Anthropology, she added, helps connect climate change to the relationships people have with each other and with the environments they depend on.
“Community making, ritual and ethical commitments are all ways to reach people emotionally, not just intellectually,” Howe said.
Ultimately, she hopes conversations like those at SXSW encourage people to see climate change not as a distant issue but as something tied to the places and communities they care about most.
“Most of us are very good at caring for and protecting the people we love,” Howe said. “But we need to be better at caring for and protecting the places we love.
“Every day we have a chance to make a difference, to make a change and to get engaged with saving the places we cherish. Now we need to do it.”
While conversations about climate storytelling highlighted the importance of engagement, other discussions at SXSW focused on how emerging technologies are shaping the future of discovery and innovation.
At UK House, two sessions explored the role of AI in accelerating science and the partnerships needed to move research into real-world applications.

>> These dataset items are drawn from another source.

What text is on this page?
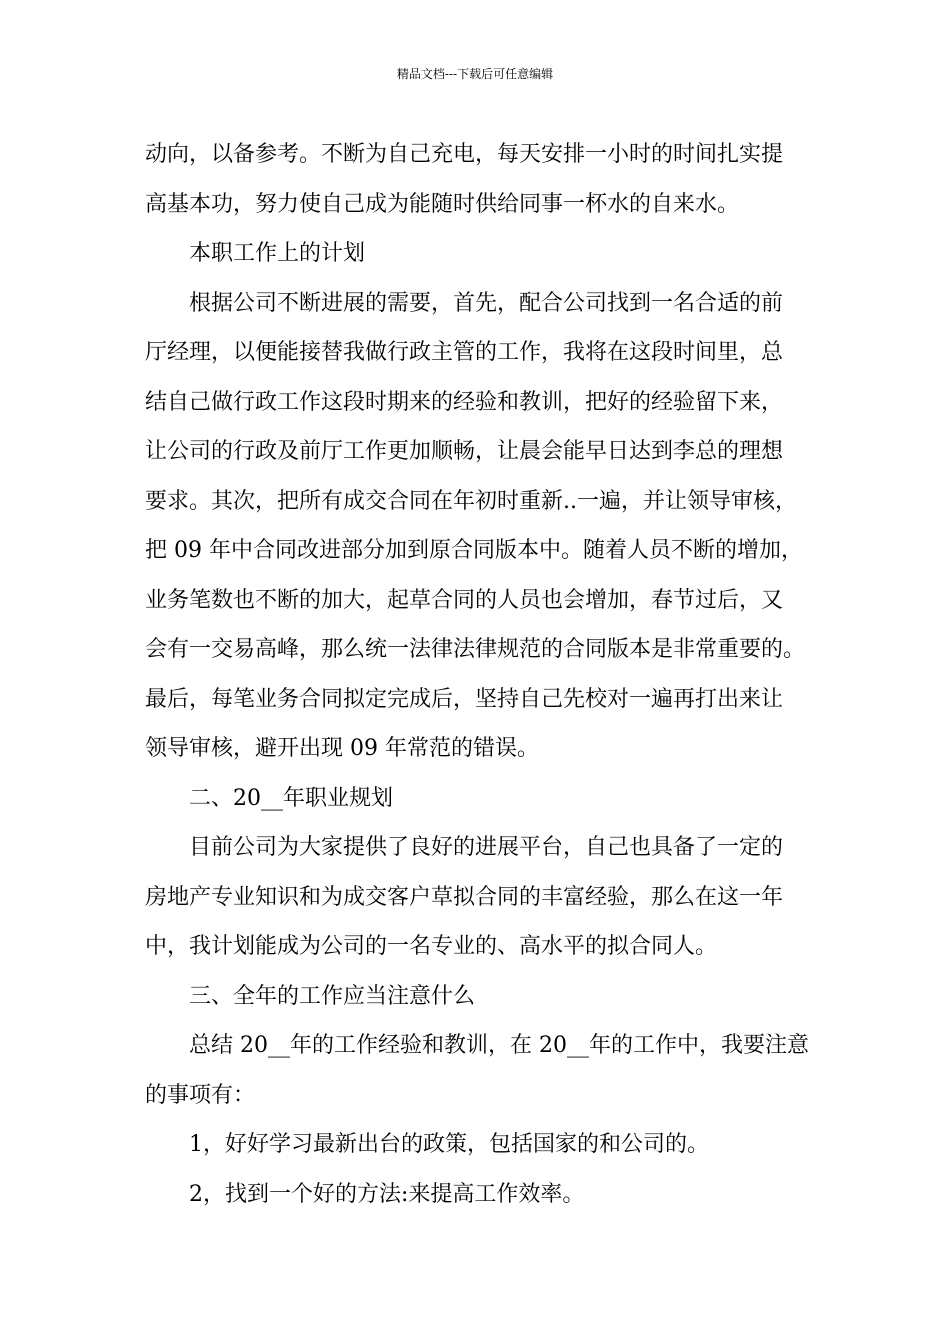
精品文档---下载后可任意编辑

动向，以备参考。不断为自己充电，每天安排一小时的时间扎实提

高基本功，努力使自己成为能随时供给同事一杯水的自来水。

本职工作上的计划

根据公司不断进展的需要，首先，配合公司找到一名合适的前

厅经理，以便能接替我做行政主管的工作，我将在这段时间里，总

结自己做行政工作这段时期来的经验和教训，把好的经验留下来，

让公司的行政及前厅工作更加顺畅，让晨会能早日达到李总的理想

要求。其次，把所有成交合同在年初时重新..一遍，并让领导审核，

把 09 年中合同改进部分加到原合同版本中。随着人员不断的增加，

业务笔数也不断的加大，起草合同的人员也会增加，春节过后，又

会有一交易高峰，那么统一法律法律规范的合同版本是非常重要的。

最后，每笔业务合同拟定完成后，坚持自己先校对一遍再打出来让

领导审核，避开出现 09 年常范的错误。

二、20__年职业规划

目前公司为大家提供了良好的进展平台，自己也具备了一定的

房地产专业知识和为成交客户草拟合同的丰富经验，那么在这一年

中，我计划能成为公司的一名专业的、高水平的拟合同人。

三、全年的工作应当注意什么

总结 20__年的工作经验和教训，在 20__年的工作中，我要注意

的事项有：

1，好好学习最新出台的政策，包括国家的和公司的。

2，找到一个好的方法:来提高工作效率。
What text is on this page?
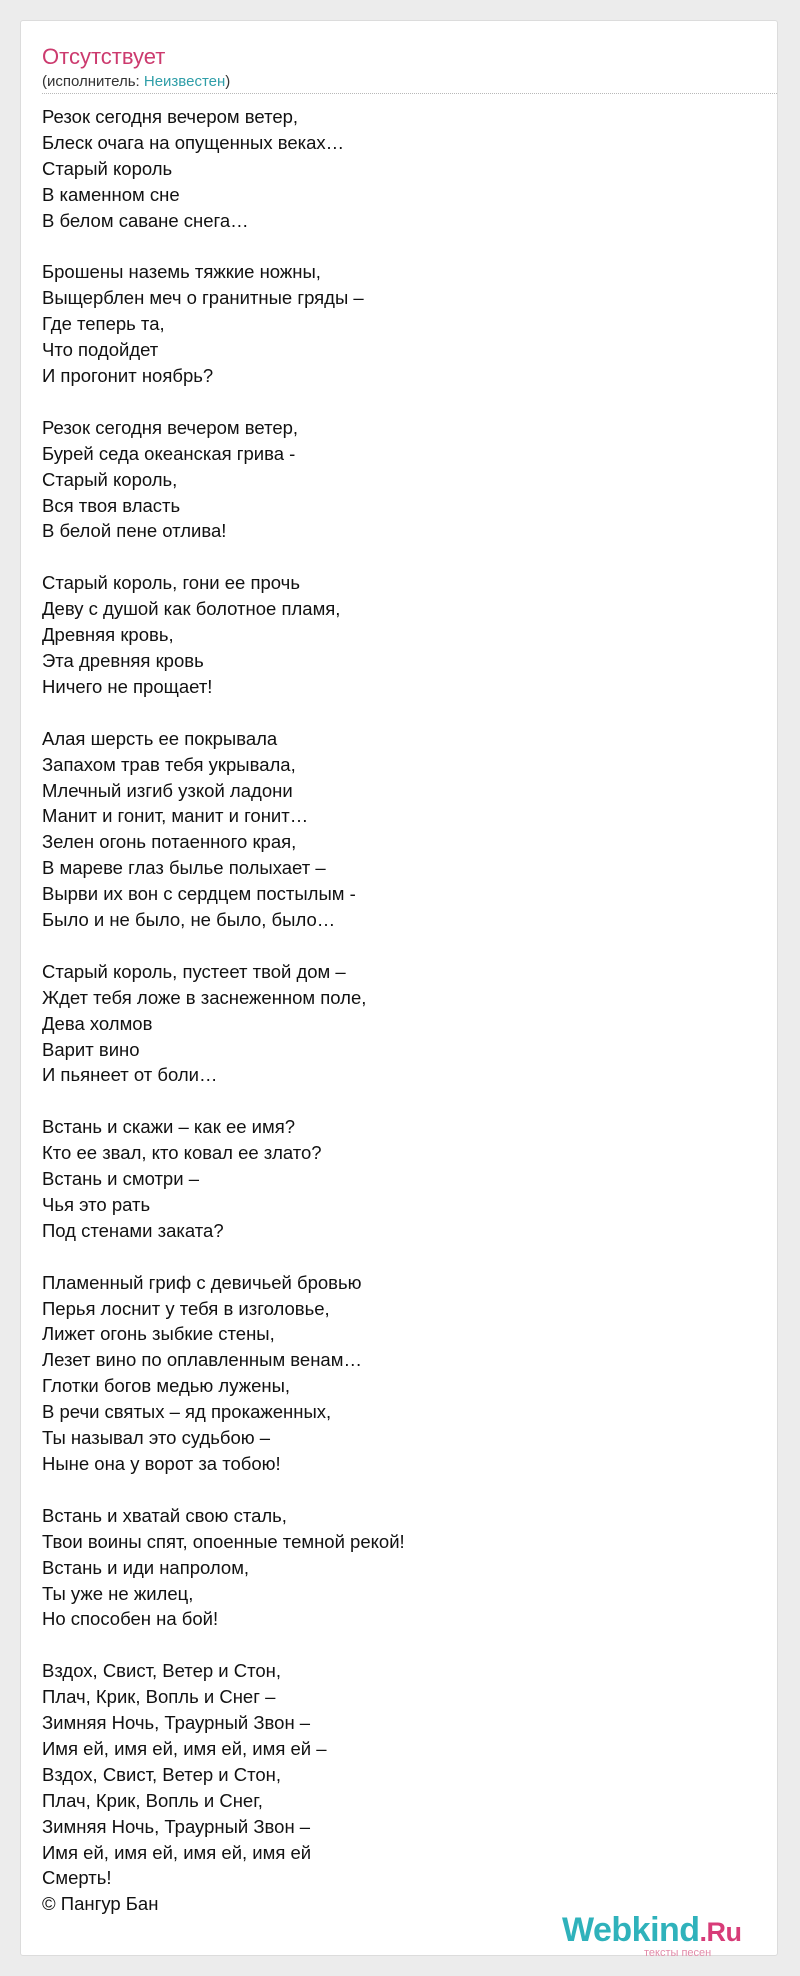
Отсутствует
(исполнитель: Неизвестен)
Резок сегодня вечером ветер,
Блеск очага на опущенных веках…
Старый король
В каменном сне
В белом саване снега…
Брошены наземь тяжкие ножны,
Выщерблен меч о гранитные гряды –
Где теперь та,
Что подойдет
И прогонит ноябрь?
Резок сегодня вечером ветер,
Бурей седа океанская грива -
Старый король,
Вся твоя власть
В белой пене отлива!
Старый король, гони ее прочь
Деву с душой как болотное пламя,
Древняя кровь,
Эта древняя кровь
Ничего не прощает!
Алая шерсть ее покрывала
Запахом трав тебя укрывала,
Млечный изгиб узкой ладони
Манит и гонит, манит и гонит…
Зелен огонь потаенного края,
В мареве глаз былье полыхает –
Вырви их вон с сердцем постылым -
Было и не было, не было, было…
Старый король, пустеет твой дом –
Ждет тебя ложе в заснеженном поле,
Дева холмов
Варит вино
И пьянеет от боли…
Встань и скажи – как ее имя?
Кто ее звал, кто ковал ее злато?
Встань и смотри –
Чья это рать
Под стенами заката?
Пламенный гриф с девичьей бровью
Перья лоснит у тебя в изголовье,
Лижет огонь зыбкие стены,
Лезет вино по оплавленным венам…
Глотки богов медью лужены,
В речи святых – яд прокаженных,
Ты называл это судьбою –
Ныне она у ворот за тобою!
Встань и хватай свою сталь,
Твои воины спят, опоенные темной рекой!
Встань и иди напролом,
Ты уже не жилец,
Но способен на бой!
Вздох, Свист, Ветер и Стон,
Плач, Крик, Вопль и Снег –
Зимняя Ночь, Траурный Звон –
Имя ей, имя ей, имя ей, имя ей –
Вздох, Свист, Ветер и Стон,
Плач, Крик, Вопль и Снег,
Зимняя Ночь, Траурный Звон –
Имя ей, имя ей, имя ей, имя ей
Смерть!
© Пангур Бан
Webkind.Ru
тексты песен
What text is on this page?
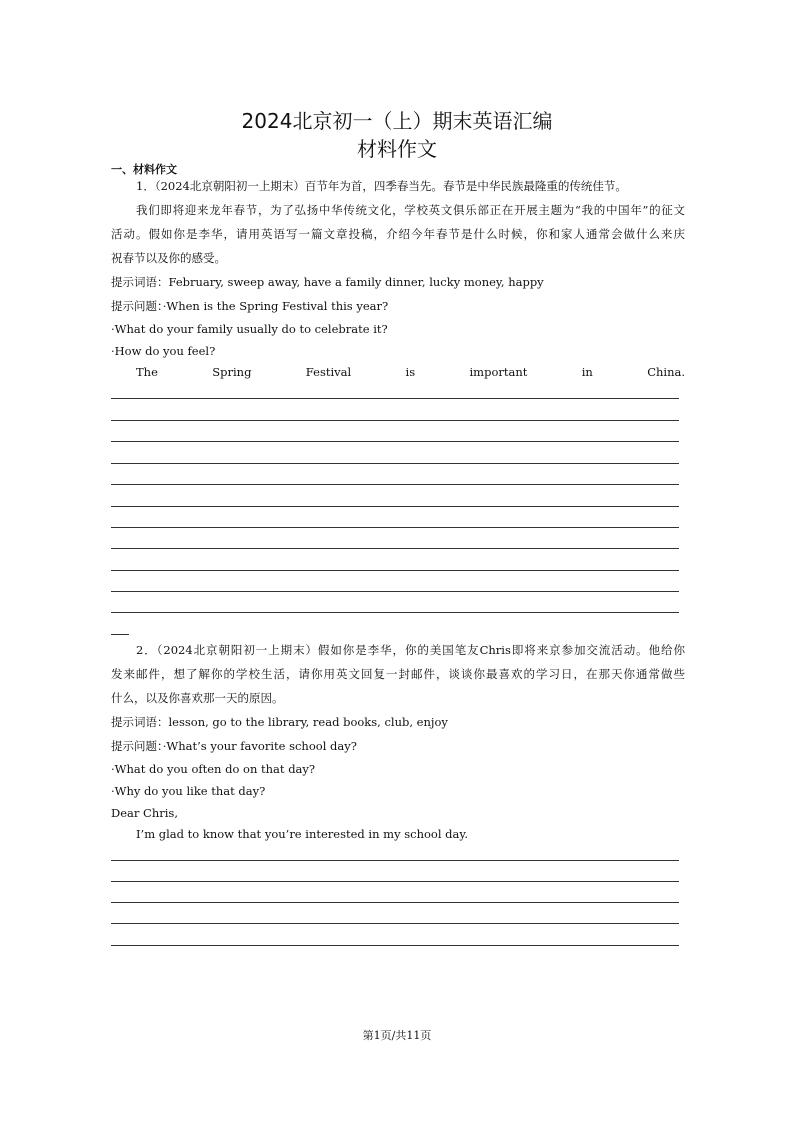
2024北京初一（上）期末英语汇编
材料作文
一、材料作文
1．（2024北京朝阳初一上期末）百节年为首，四季春当先。春节是中华民族最隆重的传统佳节。
我们即将迎来龙年春节，为了弘扬中华传统文化，学校英文俱乐部正在开展主题为“我的中国年”的征文
活动。假如你是李华，请用英语写一篇文章投稿，介绍今年春节是什么时候，你和家人通常会做什么来庆
祝春节以及你的感受。
提示词语：February, sweep away, have a family dinner, lucky money, happy
提示问题：·When is the Spring Festival this year?
·What do your family usually do to celebrate it?
·How do you feel?
The	Spring	Festival	is	important	in	China.
2．（2024北京朝阳初一上期末）假如你是李华，你的美国笔友Chris即将来京参加交流活动。他给你
发来邮件，想了解你的学校生活，请你用英文回复一封邮件，谈谈你最喜欢的学习日，在那天你通常做些
什么，以及你喜欢那一天的原因。
提示词语：lesson, go to the library, read books, club, enjoy
提示问题：·What’s your favorite school day?
·What do you often do on that day?
·Why do you like that day?
Dear Chris,
I’m glad to know that you’re interested in my school day.
第1页/共11页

Pothik Chatterjee, executive director of the Houston Methodist-Rice Digital Health Institute, participated in both the panel “AI for Science: How the UK and US are Building the Future of Discovery” and the roundtable “Who Funds the Future? Universities, Capital and New Wave Innovation.”
Launched in 2024 by Rice and Houston Methodist, the institute brings together engineers, clinicians and data scientists to develop digital health technologies that apply AI and advanced data systems to patient care and biomedical research.
In its first year, the institute secured about $20 million in federal and philanthropic funding, including National Science Foundation support for a digital health workforce initiative and National Institutes of Health grants supporting projects such as AI-enabled cardiovascular risk prediction.
“AI and digital health innovation are global efforts,” Chatterjee said. “The more bridges we can build between universities, health systems and startups, the faster we can move ideas into real impact.”
The discussions also highlighted international collaboration, including projects supported by the United Kingdom’s Advanced Research and Invention Agency, which funds high-risk, high-reward research programs. Four Rice laboratories are part of the agency’s inaugural cohort focused on next-generation brain technologies.
For Chatterjee, SXSW provided an opportunity to reflect on the institute’s progress and build new partnerships as it moves into its next phase.
“Now in our second year, the focus is on building partnerships with industry and international collaborators and developing solutions that reach patients and improve how health care is delivered,” he said.
One upcoming initiative is Industry Translation Day April 2 at Rice’s BioScience Research Collaborative, where companies including Samsung, Genentech, Abbott and Oracle will meet with Rice engineers and Houston Methodist clinicians in a “reverse pitch” format designed to connect industry challenges with academic research.
“We want to hear directly from companies about the pain points they are seeing in the market, so we can work together to develop solutions,” Chatterjee said. “UK House was a great opportunity to showcase DHI’s unique collaboration model and to forge and deepen connections that help advance our mission.”
Across panels and disciplines, a common theme emerged. Whether addressing climate change or advancing AI-driven health innovation, the challenge is not only generating knowledge but ensuring it reaches and resonates with the people it is meant to serve.